Delivering patient choice in clinical practice: a conversation analytic study of communication practices used in neurology clinics to involve patients in decision-making

Review
Southampton (UK): NIHR Journals Library; 2015 Mar.

Excerpt

Background: The NHS is committed to offering patients more choice. Yet even within the NHS, the meaning of patient choice ranges from legal ‘rights to choose’ to the ambition of establishing clinical practice as a ‘partnership’ between doctor and patient. In the absence of detailed guidance, we focused on precisely how to engage patients in decision-making.

Objectives: To contribute to the evidence-base about whether or not, and how, patient choice is implemented to identify the most effective communication practices for facilitating patient choice.

Design: We used conversation analysis to examine practices whereby neurologists offer choice. The main data set consists of audio- and video-recorded consultations. Patients completed pre- and post-consultation questionnaires and neurologists completed the latter.

Setting and participants: The study was conducted in neurology outpatient clinics in Glasgow and Sheffield. Fourteen neurologists, 223 patients and 120 accompanying others took part.

Results: Patients and clinicians agreed that choice had featured in 53.6% of consultations and that choice was absent in 14.3%. After 32.1% of consultations, either patient or neurologist thought choice was offered. The presence or absence of choice was not satisfactorily explained by quantitatively explored clinical or demographic variables.

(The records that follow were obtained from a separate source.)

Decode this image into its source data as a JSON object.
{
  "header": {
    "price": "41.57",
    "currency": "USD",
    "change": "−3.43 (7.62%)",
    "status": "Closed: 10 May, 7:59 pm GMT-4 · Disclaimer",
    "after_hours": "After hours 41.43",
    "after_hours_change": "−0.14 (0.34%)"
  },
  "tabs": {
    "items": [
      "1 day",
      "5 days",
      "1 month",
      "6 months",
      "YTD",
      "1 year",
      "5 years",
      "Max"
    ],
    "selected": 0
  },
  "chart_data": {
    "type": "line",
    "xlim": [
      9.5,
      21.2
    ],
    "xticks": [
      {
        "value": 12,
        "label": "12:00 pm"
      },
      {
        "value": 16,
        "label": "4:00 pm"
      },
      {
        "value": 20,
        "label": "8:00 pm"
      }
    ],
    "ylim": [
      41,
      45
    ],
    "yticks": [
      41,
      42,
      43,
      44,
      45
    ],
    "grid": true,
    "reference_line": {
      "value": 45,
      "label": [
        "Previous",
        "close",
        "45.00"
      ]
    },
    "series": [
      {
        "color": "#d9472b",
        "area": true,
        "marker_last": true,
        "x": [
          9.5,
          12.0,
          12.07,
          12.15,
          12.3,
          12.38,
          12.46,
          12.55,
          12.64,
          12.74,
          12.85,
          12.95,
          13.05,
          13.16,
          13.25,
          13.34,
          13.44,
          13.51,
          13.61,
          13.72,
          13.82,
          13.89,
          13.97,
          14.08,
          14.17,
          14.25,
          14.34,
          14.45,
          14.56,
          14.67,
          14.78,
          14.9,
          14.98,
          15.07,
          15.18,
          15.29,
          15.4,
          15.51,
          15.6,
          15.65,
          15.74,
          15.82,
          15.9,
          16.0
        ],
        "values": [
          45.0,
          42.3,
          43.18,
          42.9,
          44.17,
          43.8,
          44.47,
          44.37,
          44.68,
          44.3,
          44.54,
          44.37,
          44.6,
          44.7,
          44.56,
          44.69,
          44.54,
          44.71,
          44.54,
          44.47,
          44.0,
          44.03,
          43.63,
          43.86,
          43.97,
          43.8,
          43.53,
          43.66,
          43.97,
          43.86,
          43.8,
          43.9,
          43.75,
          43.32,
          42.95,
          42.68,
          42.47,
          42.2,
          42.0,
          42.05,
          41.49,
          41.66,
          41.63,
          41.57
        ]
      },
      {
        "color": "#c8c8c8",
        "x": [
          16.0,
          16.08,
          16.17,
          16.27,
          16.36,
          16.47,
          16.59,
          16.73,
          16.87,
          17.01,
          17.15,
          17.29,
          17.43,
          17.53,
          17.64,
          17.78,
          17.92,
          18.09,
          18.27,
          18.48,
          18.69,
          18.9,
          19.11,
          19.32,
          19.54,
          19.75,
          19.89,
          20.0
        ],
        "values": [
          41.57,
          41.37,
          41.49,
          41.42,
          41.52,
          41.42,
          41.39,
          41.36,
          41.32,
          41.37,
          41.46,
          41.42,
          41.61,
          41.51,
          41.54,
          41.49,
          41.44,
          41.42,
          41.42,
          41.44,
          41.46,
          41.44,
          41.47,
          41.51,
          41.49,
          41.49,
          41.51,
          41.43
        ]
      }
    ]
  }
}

For our qualitative analysis, the corpus was divided into four subsets: (1) patient and clinician agree that choice was present; (2) patient and clinician agree that choice was absent; (3) patient ‘yes’, clinician ‘no’; and (4) patient ‘no’, clinician ‘yes’. Comparison of all subsets showed that ‘option-listing’ was the only practice for offering choice that was present only (with one exception, which, as we show, proves the rule) in those consultations for which participants agreed there was a choice. We show how option-listing can be used to engage patients in decision-making, but also how very small changes in the machinery of option-listing [for instance the replacement or displacement of the final component of this practice, the patient view elicitor (PVE)] can significantly alter the slot for patient participation. In fact, a slightly modified form of option-listing can be used to curtail choice. Finally, we describe two forms of PVE that can be used to hand a single-option decision to the patient, but which, we show, can raise difficulties for patient choice.

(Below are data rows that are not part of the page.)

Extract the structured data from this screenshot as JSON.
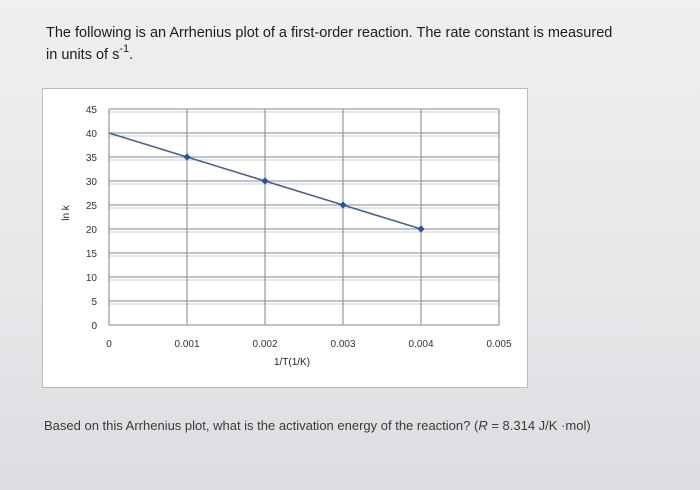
{
  "question": {
    "line1": "The following is an Arrhenius plot of a first-order reaction. The rate constant is measured",
    "line2_prefix": "in units of s",
    "line2_sup": "-1",
    "line2_suffix": "."
  },
  "footer": {
    "text_before_R": "Based on this Arrhenius plot, what is the activation energy of the reaction? (",
    "R_symbol": "R",
    "text_after_R": " = 8.314 J/K ·mol)"
  },
  "chart_data": {
    "type": "line",
    "xlabel": "1/T(1/K)",
    "ylabel": "ln k",
    "x_ticks": [
      "0",
      "0.001",
      "0.002",
      "0.003",
      "0.004",
      "0.005"
    ],
    "y_ticks": [
      "0",
      "5",
      "10",
      "15",
      "20",
      "25",
      "30",
      "35",
      "40",
      "45"
    ],
    "xlim": [
      0,
      0.005
    ],
    "ylim": [
      0,
      45
    ],
    "grid": true,
    "colors": {
      "line": "#4a5f8a",
      "marker": "#2f4fa0",
      "grid": "#9aa0a8"
    },
    "series": [
      {
        "x": [
          0,
          0.001,
          0.002,
          0.003,
          0.004
        ],
        "y": [
          40,
          35,
          30,
          25,
          20
        ],
        "markers": [
          false,
          true,
          true,
          true,
          true
        ]
      }
    ]
  }
}
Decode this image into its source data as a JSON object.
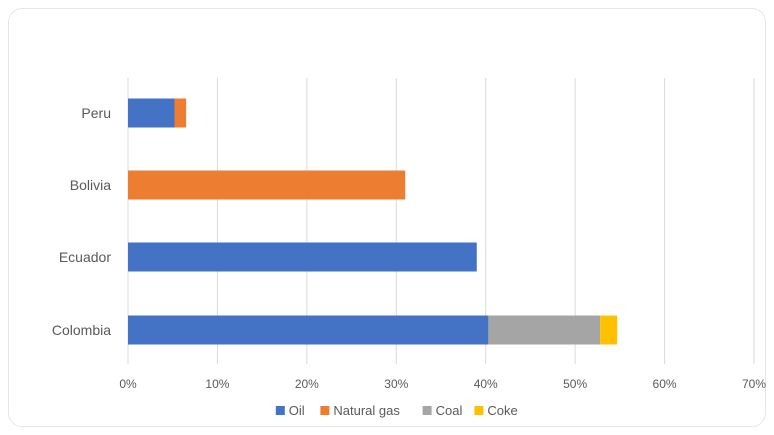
{
  "chart_data": {
    "type": "bar",
    "orientation": "horizontal",
    "stacked": true,
    "categories": [
      "Peru",
      "Bolivia",
      "Ecuador",
      "Colombia"
    ],
    "series": [
      {
        "name": "Oil",
        "color": "#4472C4",
        "values": [
          5.2,
          0,
          39,
          40.3
        ]
      },
      {
        "name": "Natural gas",
        "color": "#ED7D31",
        "values": [
          1.3,
          31,
          0,
          0
        ]
      },
      {
        "name": "Coal",
        "color": "#A5A5A5",
        "values": [
          0,
          0,
          0,
          12.5
        ]
      },
      {
        "name": "Coke",
        "color": "#FFC000",
        "values": [
          0,
          0,
          0,
          1.9
        ]
      }
    ],
    "xlim": [
      0,
      70
    ],
    "x_ticks": [
      "0%",
      "10%",
      "20%",
      "30%",
      "40%",
      "50%",
      "60%",
      "70%"
    ],
    "grid": "vertical",
    "legend_position": "bottom",
    "title": "",
    "xlabel": "",
    "ylabel": ""
  }
}
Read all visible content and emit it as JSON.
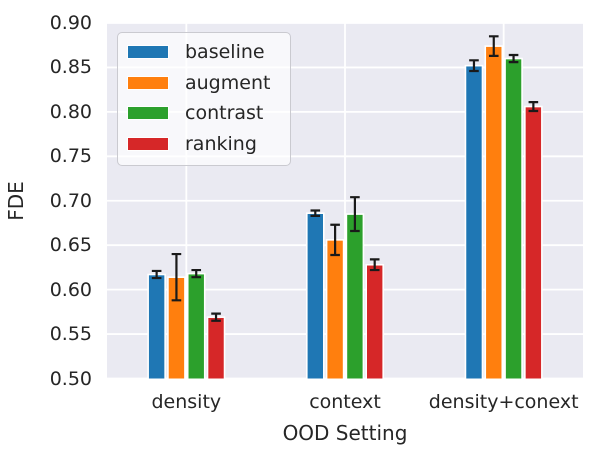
{
  "figure": {
    "background": "#ffffff",
    "plot_background": "#eaeaf2",
    "grid_color": "#ffffff",
    "text_color": "#262626",
    "errorbar_color": "#1a1a1a"
  },
  "chart_data": {
    "type": "bar",
    "title": "",
    "xlabel": "OOD Setting",
    "ylabel": "FDE",
    "categories": [
      "density",
      "context",
      "density+conext"
    ],
    "series": [
      {
        "name": "baseline",
        "color": "#1f77b4",
        "values": [
          0.617,
          0.686,
          0.852
        ],
        "errors": [
          0.004,
          0.003,
          0.006
        ]
      },
      {
        "name": "augment",
        "color": "#ff7f0e",
        "values": [
          0.614,
          0.656,
          0.874
        ],
        "errors": [
          0.026,
          0.017,
          0.011
        ]
      },
      {
        "name": "contrast",
        "color": "#2ca02c",
        "values": [
          0.618,
          0.685,
          0.86
        ],
        "errors": [
          0.004,
          0.019,
          0.004
        ]
      },
      {
        "name": "ranking",
        "color": "#d62728",
        "values": [
          0.569,
          0.628,
          0.806
        ],
        "errors": [
          0.004,
          0.006,
          0.005
        ]
      }
    ],
    "ylim": [
      0.5,
      0.9
    ],
    "yticks": [
      0.5,
      0.55,
      0.6,
      0.65,
      0.7,
      0.75,
      0.8,
      0.85,
      0.9
    ],
    "ytick_labels": [
      "0.50",
      "0.55",
      "0.60",
      "0.65",
      "0.70",
      "0.75",
      "0.80",
      "0.85",
      "0.90"
    ],
    "grid": true,
    "error_bars": true,
    "legend_position": "upper left"
  }
}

Conclusions: Choice features in the majority of recorded consultations. If doctors want to ensure a patient knows she or he has a choice, option-listing is likely to be best understood by patients as an invitation to choose. However, an important lesson from this study is that simply asking doctors to adopt a practice (like option-listing) will not automatically lead to a patient-centred approach. Our study shows that precisely how a practice is implemented is crucial.

Future research: Future research should investigate (1) links between the practices identified here and relevant outcome measures (like adherence); (2) whether being given a choice is better or worse for patients than receiving a doctor’s recommendation, taking account of clinical and demographic factors; and (3) how our approach could be fruitfully applied in other settings.

Funding: The National Institute for Health Research Health Services and Delivery Research programme.